Delivery Aggregator Losses Point to Economic Value of Platform Model

Uber Eats

As food delivery services in the United States and abroad struggle to make the model work, Uber stands out at as a rare success story, at least for now.

Indian food delivery group Zomato announced Friday (Feb. 11) third-quarter losses lower than the previous quarter, but still sizable at $36 million. Similarly, another Indian food delivery giant Swiggy, in the midst of a major sales decline, also saw losses narrow considerably, per multiple reports on the company’s recent regulatory filing, but these losses still came in at about $215 million.

Read more: Shares Tumble as Zomato Delivers Lukewarm Q3 Results

Additionally, Germany-based food delivery giant Delivery Hero said Thursday (Feb. 10) that it too will likely report losses this year.

See more: Delivery Hero Sees Record Decline Amid Gloomy Outlook

These grim results and projections come less than two weeks after news broke in late January that the ultrafast grocery delivery services popping up in the U.S. and in other parts of the world can lose as much as $20 per order on average including ad spending.

Read more: Ultrafast Grocers’ Losses Mount in the Face of an Uncertain Future

Taken all together, these figures would suggest that the economics of on-demand food delivery simply do not work. However, Uber Eats now provides a counterpoint. After years of losses, Uber’s delivery business finally achieved its first profitable quarter in Q4 2021, the company announced Wednesday (Feb. 9).

“There’s no question now that delivery’s here stay, both in food and other verticals,” Uber CEO Dara Khosrowshahi told analysts on a call. “Delivery reached an important milestone in Q4, generating $25 million in segment-adjusted EBITDA…We view the turn to EBITDA profitability as a big moment but ultimately just a step along the way to creating a self-sustaining and incredibly valuable business. With this milestone accomplished, delivery is well-positioned to self-fund growth in grocery, retail and local commerce.”

The success of the company’s delivery business comes in large part from Uber’s diversified platform approach. Rather than building an entire logistical network just for food delivery, Uber can double dip with its rides and its delivery businesses, and the company also leverages its delivery business from grocery, retail and more.

“We are now cross-dispatching between driving people and driving things, [and] that creates higher utilization for earners and makes for a more efficient marketplace,” said Khosrowshahi.

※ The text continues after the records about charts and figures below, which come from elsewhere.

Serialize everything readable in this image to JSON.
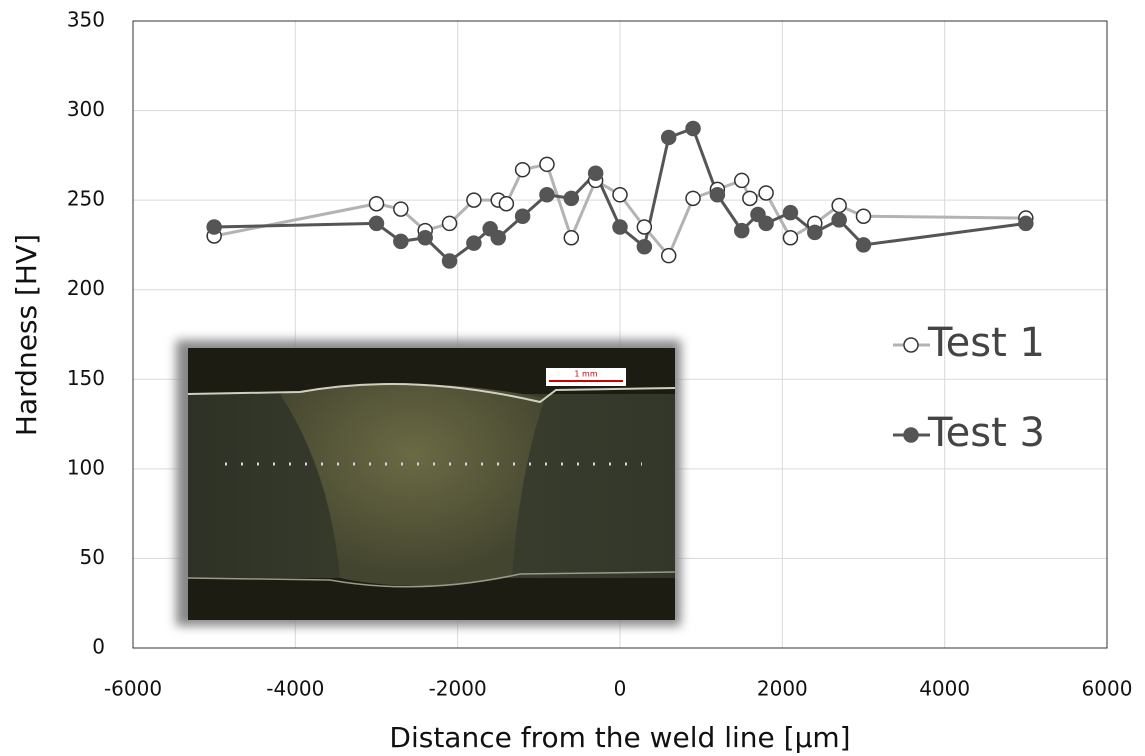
{
  "chart_data": {
    "type": "line",
    "xlabel": "Distance from the weld line [µm]",
    "ylabel": "Hardness [HV]",
    "xlim": [
      -6000,
      6000
    ],
    "xticks": [
      -6000,
      -4000,
      -2000,
      0,
      2000,
      4000,
      6000
    ],
    "ylim": [
      0,
      350
    ],
    "yticks": [
      0,
      50,
      100,
      150,
      200,
      250,
      300,
      350
    ],
    "grid": true,
    "legend": "right",
    "annotations": [
      "1 mm"
    ],
    "series": [
      {
        "name": "Test 1",
        "color": "#b3b3b3",
        "marker": "open",
        "x": [
          -5000,
          -3000,
          -2700,
          -2400,
          -2100,
          -1800,
          -1500,
          -1400,
          -1200,
          -900,
          -600,
          -300,
          0,
          300,
          600,
          900,
          1200,
          1500,
          1600,
          1800,
          2100,
          2400,
          2700,
          3000,
          5000
        ],
        "values": [
          230,
          248,
          245,
          233,
          237,
          250,
          250,
          248,
          267,
          270,
          229,
          261,
          253,
          235,
          219,
          251,
          256,
          261,
          251,
          254,
          229,
          237,
          247,
          241,
          240
        ]
      },
      {
        "name": "Test 3",
        "color": "#555555",
        "marker": "filled",
        "x": [
          -5000,
          -3000,
          -2700,
          -2400,
          -2100,
          -1800,
          -1600,
          -1500,
          -1200,
          -900,
          -600,
          -300,
          0,
          300,
          600,
          900,
          1200,
          1500,
          1700,
          1800,
          2100,
          2400,
          2700,
          3000,
          5000
        ],
        "values": [
          235,
          237,
          227,
          229,
          216,
          226,
          234,
          229,
          241,
          253,
          251,
          265,
          235,
          224,
          285,
          290,
          253,
          233,
          242,
          237,
          243,
          232,
          239,
          225,
          237
        ]
      }
    ]
  }
}
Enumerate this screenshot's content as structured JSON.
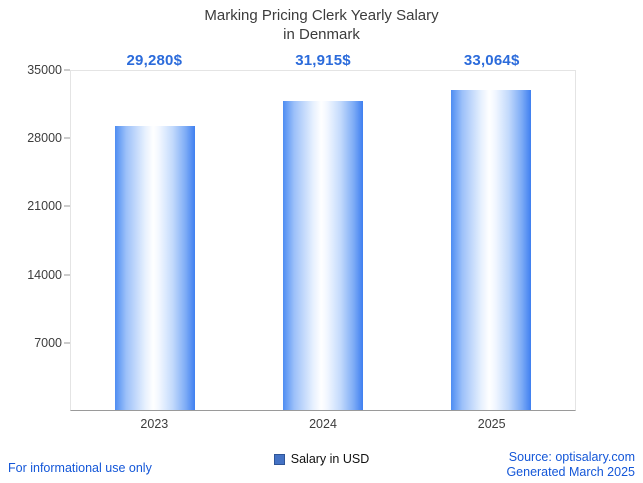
{
  "title": {
    "line1": "Marking Pricing Clerk Yearly Salary",
    "line2": "in Denmark"
  },
  "chart_data": {
    "type": "bar",
    "title": "Marking Pricing Clerk Yearly Salary in Denmark",
    "categories": [
      "2023",
      "2024",
      "2025"
    ],
    "values": [
      29280,
      31915,
      33064
    ],
    "value_labels": [
      "29,280$",
      "31,915$",
      "33,064$"
    ],
    "series_name": "Salary in USD",
    "xlabel": "",
    "ylabel": "",
    "ylim": [
      0,
      35000
    ],
    "yticks": [
      7000,
      14000,
      21000,
      28000,
      35000
    ],
    "grid": false,
    "legend_position": "bottom",
    "bar_color_edge": "#3f7ff0",
    "bar_color_mid": "#ffffff",
    "value_label_color": "#2b6bdb"
  },
  "legend": {
    "label": "Salary in USD",
    "swatch_color": "#4472c4"
  },
  "footer": {
    "left": "For informational use only",
    "source": "Source: optisalary.com",
    "generated": "Generated March 2025"
  }
}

He added that, as more merchants get on the marketplace, more consumers order from it, and with more businesses and more orders, the company can manage shorter delivery times, driving efficiency.

Given the relative newness of these food delivery services compared to other business models, much is still in flux. Pending local regulations could significantly affect these businesses going forward. For instance, New York City has been making moves to impose new legislations on third-party delivery marketplaces, most recently requiring that they must be licensed by the Department of Consumer and Worker Protection (DCWP).

See more: NYC Aggregators Contend With New Regulations, Increased Competition From Direct Channels

Such regulatory initiatives could dramatically influence the course of these razor-thin-margined businesses going forward.